PART FIVE The Eagle Rejoices 1189

67 Winchester, 1189

Later, after the tablecloth had been lifted, Marshal came to the chief purpose of his visit.

“My lady, we must get down to business. This cannot wait. I have come here, not just to set you free, but to inform you that the King has entrusted you with the power of ruling England as regent. I carry in my saddle pouch instructions to the princes and lords of the realm that your word shall be law in all matters.”

Her heart was suddenly singing. This was the measure of Richard’s love and trust, she knew. And, please God, she would be equal to it. Not many men, let alone women, were called at the advanced age of sixty-seven to such responsibility and honor. She gave thanks that her years of endurance had taught her a degree of wisdom, despite what she had self-deprecatingly said to William Marshal, and that she was as energetic as she had ever been, and had all her faculties about her. She knew, for she had learned in a hard school, how to rule well, and how to command the respect and obedience—and the love—of her people. Her new authority, for which she thanked God most humbly, would sit easily upon her.

She was eager to be gone from Winchester, to grasp the reins of government and wield power for the common good. She would make sure that she exerted a sage and benevolent influence over her son the King, who was going to need all the help and support he could get to rule his great empire. His subjects in England hardly knew him, for he was a stranger to them. Well, she would do all in her power to win him their love.
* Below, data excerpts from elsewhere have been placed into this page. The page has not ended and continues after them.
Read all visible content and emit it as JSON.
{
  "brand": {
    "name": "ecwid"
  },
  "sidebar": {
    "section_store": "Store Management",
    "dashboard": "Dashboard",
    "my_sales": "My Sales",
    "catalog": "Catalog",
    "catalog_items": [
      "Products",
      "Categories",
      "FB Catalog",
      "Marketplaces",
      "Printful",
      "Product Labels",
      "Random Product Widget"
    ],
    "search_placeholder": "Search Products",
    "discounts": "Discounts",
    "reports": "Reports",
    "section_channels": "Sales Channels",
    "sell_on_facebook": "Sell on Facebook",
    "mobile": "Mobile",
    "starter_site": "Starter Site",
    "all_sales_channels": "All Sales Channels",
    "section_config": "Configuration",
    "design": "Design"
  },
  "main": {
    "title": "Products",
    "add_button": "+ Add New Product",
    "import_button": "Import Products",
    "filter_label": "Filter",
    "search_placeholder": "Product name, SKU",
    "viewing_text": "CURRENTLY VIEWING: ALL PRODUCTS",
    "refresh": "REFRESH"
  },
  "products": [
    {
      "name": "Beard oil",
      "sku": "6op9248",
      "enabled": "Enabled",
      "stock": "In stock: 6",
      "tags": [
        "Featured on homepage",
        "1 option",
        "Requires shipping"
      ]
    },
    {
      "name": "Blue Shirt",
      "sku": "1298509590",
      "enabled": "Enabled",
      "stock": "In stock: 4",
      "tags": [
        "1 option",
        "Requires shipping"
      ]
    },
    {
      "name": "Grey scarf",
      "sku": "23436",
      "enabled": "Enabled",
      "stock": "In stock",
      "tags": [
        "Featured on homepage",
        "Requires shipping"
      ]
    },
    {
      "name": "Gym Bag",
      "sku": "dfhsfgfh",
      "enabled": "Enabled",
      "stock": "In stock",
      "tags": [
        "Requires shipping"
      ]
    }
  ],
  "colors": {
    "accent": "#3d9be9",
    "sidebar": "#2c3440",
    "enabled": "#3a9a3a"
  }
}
Her head was full of plans. She would go to Westminster and make every free man in England swear to bear fealty to their new liege lord. Then she would make a progress through the shires, dispensing justice and disposing of all things as she sought fit, cozening the obedience of the nobles. She would transact the business of court and chancery in the King’s name, but using her own seal.
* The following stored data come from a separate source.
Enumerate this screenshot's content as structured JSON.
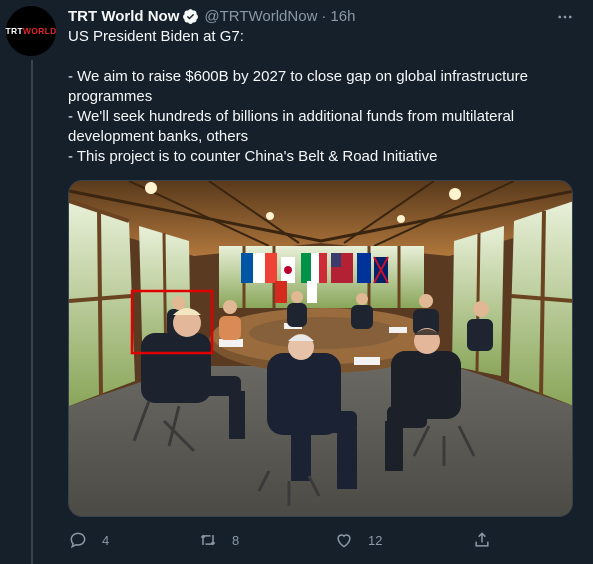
{
  "account": {
    "avatar_text_a": "TRT",
    "avatar_text_b": "WORLD",
    "display_name": "TRT World Now",
    "handle": "@TRTWorldNow",
    "separator": "·",
    "time": "16h",
    "verified_icon": "verified-badge-icon"
  },
  "tweet": {
    "lines": [
      "US President Biden at G7:",
      "",
      "- We aim to raise $600B by 2027 to close gap on global infrastructure programmes",
      "- We'll seek hundreds of billions in additional funds from multilateral development banks, others",
      "- This project is to counter China's Belt & Road Initiative"
    ]
  },
  "actions": {
    "reply_count": "4",
    "retweet_count": "8",
    "like_count": "12",
    "share_count": ""
  },
  "colors": {
    "background": "#15202b",
    "text": "#f7f9f9",
    "muted": "#8b98a5",
    "verified": "#1d9bf0",
    "annotation_box": "#e00000"
  },
  "icons": [
    "more-icon",
    "reply-icon",
    "retweet-icon",
    "like-icon",
    "share-icon",
    "verified-badge-icon"
  ]
}
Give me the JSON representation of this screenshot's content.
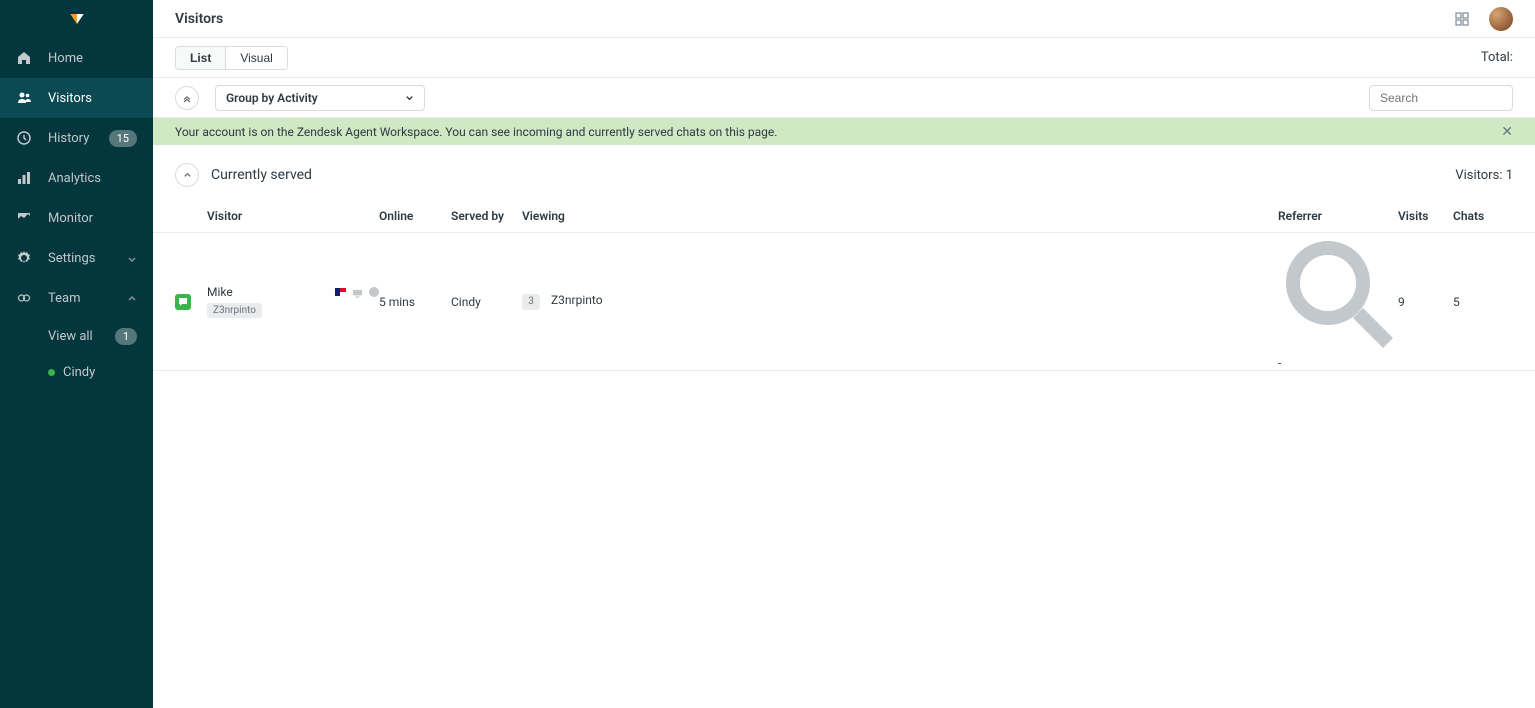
{
  "header": {
    "title": "Visitors"
  },
  "sidebar": {
    "items": [
      {
        "label": "Home"
      },
      {
        "label": "Visitors"
      },
      {
        "label": "History",
        "badge": "15"
      },
      {
        "label": "Analytics"
      },
      {
        "label": "Monitor"
      },
      {
        "label": "Settings"
      },
      {
        "label": "Team"
      }
    ],
    "team_sub": {
      "view_all": {
        "label": "View all",
        "badge": "1"
      },
      "members": [
        {
          "label": "Cindy"
        }
      ]
    }
  },
  "toolbar": {
    "tabs": {
      "list": "List",
      "visual": "Visual"
    },
    "total_label": "Total:"
  },
  "filter": {
    "group_by": "Group by Activity",
    "search_placeholder": "Search"
  },
  "notice": {
    "text": "Your account is on the Zendesk Agent Workspace. You can see incoming and currently served chats on this page."
  },
  "section": {
    "title": "Currently served",
    "count_label": "Visitors:",
    "count_value": "1"
  },
  "columns": {
    "visitor": "Visitor",
    "online": "Online",
    "served_by": "Served by",
    "viewing": "Viewing",
    "referrer": "Referrer",
    "visits": "Visits",
    "chats": "Chats"
  },
  "rows": [
    {
      "name": "Mike",
      "tag": "Z3nrpinto",
      "online": "5 mins",
      "served_by": "Cindy",
      "viewing_count": "3",
      "viewing_page": "Z3nrpinto",
      "referrer": "-",
      "visits": "9",
      "chats": "5"
    }
  ]
}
She was bursting with great plans. She would reform the harsh forest laws, which were so injurious to the poor who tried to scratch a living from the vast swaths of woodland that kings had hitherto regarded purely as their personal hunting grounds. She would legislate for honest weights and measures, and a coinage that would be legal tender anywhere in the kingdom; and she would found hospitals and free prisoners. If any protested against that, she would remind them that she had found prison to be a terrible thing, and that those who were released from it experienced such a delightful refreshment of the spirits that they would make sure never to risk such punishment again. She would make herself exceedingly respected and beloved, to her son’s benefit and that of the whole kingdom.

With God’s help, she would do all this and more, with wisdom and compassion, and in her own name: Eleanor, by the grace of God, Queen of England.